Many years ago when I was a new IT Pro, I once had a warehouse employee call and complain about the speed of his computer and that it died on a regular basis for no apparent reason. Because this warehouse was a three hour drive away, I tried my best to troubleshoot over the phone but I just could not get the guy to understand anything. There wasn’t a language barrier, but he just could not take directions. A few days went by and we had enough cases to warrant a field trip. My boss and I went out to take a look.

This computer was out on the floor of the warehouse. It was my first visit and I was shocked at how completely filthy everything was. I looked under his desk and his computer was covered in cobwebs. I pulled it out and opened the case and it was packed with dust.

But not ordinary dust. This was the consistency of paper pulp. Super thick and dark. So I began cleaning it out, which took a while. Eventually I found the processor and heat sink. It had a dead rat wrapped around it. Pretty gross.

I jokingly said to the guy, “You shouldn’t bring your pets to work and let them loose.”

Turns out that’s exactly what happened a few months earlier. He brought his pet rat to work and it got out of its cage. His problem started about a week after his rat went missing.

8 Spice ups

Monitor that would at random times get shaky. I could never catch it in the act, but the user complained of it often.

Turned out that the person in the next office had an oscillating desk fan on a credenza against the wall which put the motor inches from their monitor. Any time that fan was turned on, the screen jiggled.

3 Spice ups

When a keyboard key was pressed a random bunch of letters was entered. Only some keys were affected the worst was the control key locked the computer

I took it apart and cleaned it. Checked the keyboard settings, put a spare external keyboard on nothing worked

Took out mains lead and battery held down the power button for 30 seconds and the keyboard started to work.

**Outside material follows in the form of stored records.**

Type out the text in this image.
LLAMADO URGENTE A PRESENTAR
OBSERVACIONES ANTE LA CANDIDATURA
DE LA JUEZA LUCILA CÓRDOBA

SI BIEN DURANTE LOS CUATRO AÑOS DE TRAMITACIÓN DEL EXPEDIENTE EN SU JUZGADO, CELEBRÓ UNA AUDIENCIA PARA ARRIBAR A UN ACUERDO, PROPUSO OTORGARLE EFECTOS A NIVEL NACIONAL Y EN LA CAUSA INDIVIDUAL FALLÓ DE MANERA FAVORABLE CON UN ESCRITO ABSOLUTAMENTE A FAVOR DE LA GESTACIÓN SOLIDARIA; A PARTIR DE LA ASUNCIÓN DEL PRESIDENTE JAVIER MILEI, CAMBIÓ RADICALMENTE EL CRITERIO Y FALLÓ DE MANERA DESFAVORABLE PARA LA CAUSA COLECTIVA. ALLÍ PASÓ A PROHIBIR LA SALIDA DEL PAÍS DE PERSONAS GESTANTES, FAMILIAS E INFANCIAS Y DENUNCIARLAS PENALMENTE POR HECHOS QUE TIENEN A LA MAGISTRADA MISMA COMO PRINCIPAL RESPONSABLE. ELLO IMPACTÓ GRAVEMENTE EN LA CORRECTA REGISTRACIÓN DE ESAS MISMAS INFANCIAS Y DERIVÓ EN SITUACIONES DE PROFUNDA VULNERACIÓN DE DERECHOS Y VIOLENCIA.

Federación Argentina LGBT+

When a keyboard key was pressed a random bunch of letters was entered. Only some keys were affected the worst was the control key locked the computer

I took it apart and cleaned it. Checked the keyboard settings, put a spare external keyboard on nothing worked

Took out mains lead and battery held down the power button for 30 seconds and the keyboard started to work.

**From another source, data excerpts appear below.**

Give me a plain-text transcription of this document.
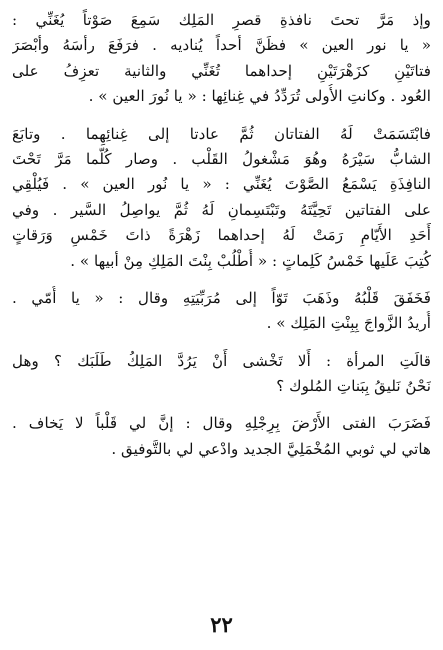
وإذ مَرَّ تحتَ نافذةِ قصرِ المَلِك سَمِعَ صَوْتاً يُغَنِّي :
« يا نور العين » فظَنَّ أحداً يُناديه . فرَفَعَ رأسَهُ وأبْصَرَ
فتاتَيْنِ كزَهْرَتَيْنِ إحداهما تُغَنِّي والثانية تعزِفُ على
العُود . وكانتِ الأُولى تُرَدِّدُ في غِنائِها : « يا نُورَ العين » .
فابْتَسَمَتْ لَهُ الفتاتان ثُمَّ عادتا إلى غِنائِهِما . وتابَعَ
الشابُّ سَيْرَهُ وهُوَ مَشْغولُ القَلْب . وصار كُلَّما مَرَّ تَحْتَ
النافِذَةِ يَسْمَعُ الصَّوْتَ يُغَنِّي : « يا نُور العين » . فَيُلْقِي
على الفتاتين تَحِيَّتَهُ وتَبْتَسِمانِ لَهُ ثُمَّ يواصِلُ السَّير . وفي
أَحَدِ الأَيّامِ رَمَتْ لَهُ إحداهما زَهْرَةً ذاتَ خَمْسِ وَرَقاتٍ
كُتِبَ عَلَيها خَمْسُ كَلِماتٍ : « أُطْلُبْ بِنْتَ المَلِكِ مِنْ أبيها » .
فَخَفَقَ قَلْبُهُ وذَهَبَ تَوّاً إلى مُرَبِّيَتِهِ وقال : « يا أُمّي .
أُريدُ الزَّواجَ بِبِنْتِ المَلِك » .
قالَتِ المرأة : أَلا تَخْشى أَنْ يَرُدَّ المَلِكُ طَلَبَك ؟ وهل
نَحْنُ نَليقُ بِبَناتِ المُلوك ؟
فَضَرَبَ الفتى الأَرْضَ بِرِجْلِهِ وقال : إنَّ لي قَلْباً لا يَخاف .
هاتي لي ثوبي المُخْمَلِيَّ الجديد وادْعي لي بالتَّوفيق .
٢٢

This happened to me as well and I would also have to classify it as the weirdest as well.

lol ewwwww

We recently replaced all of our printers with contracted printers (Hallelujah!). When we were installing at one of our outer branches, we had to put the printer up while the other printer was still up so we could copy over settings. I grabbed a network cable out of the back room and plugged it into a phone so we could take the phones cable and use it on the printer (the phones cable was longer for the space we needed it in). The phone wouldn’t get an IP and the entire branch’s network connection went down. Thinking the correlation was something with the phone, I unplugged it and took the cable over to the printer and plugged it in to the new printer. Network went down again. Turned out, there was something wrong with the network cable that was causing a network storm and bringing the whole branch’s network down whenever that cable was in use. That cable has since been “retired”.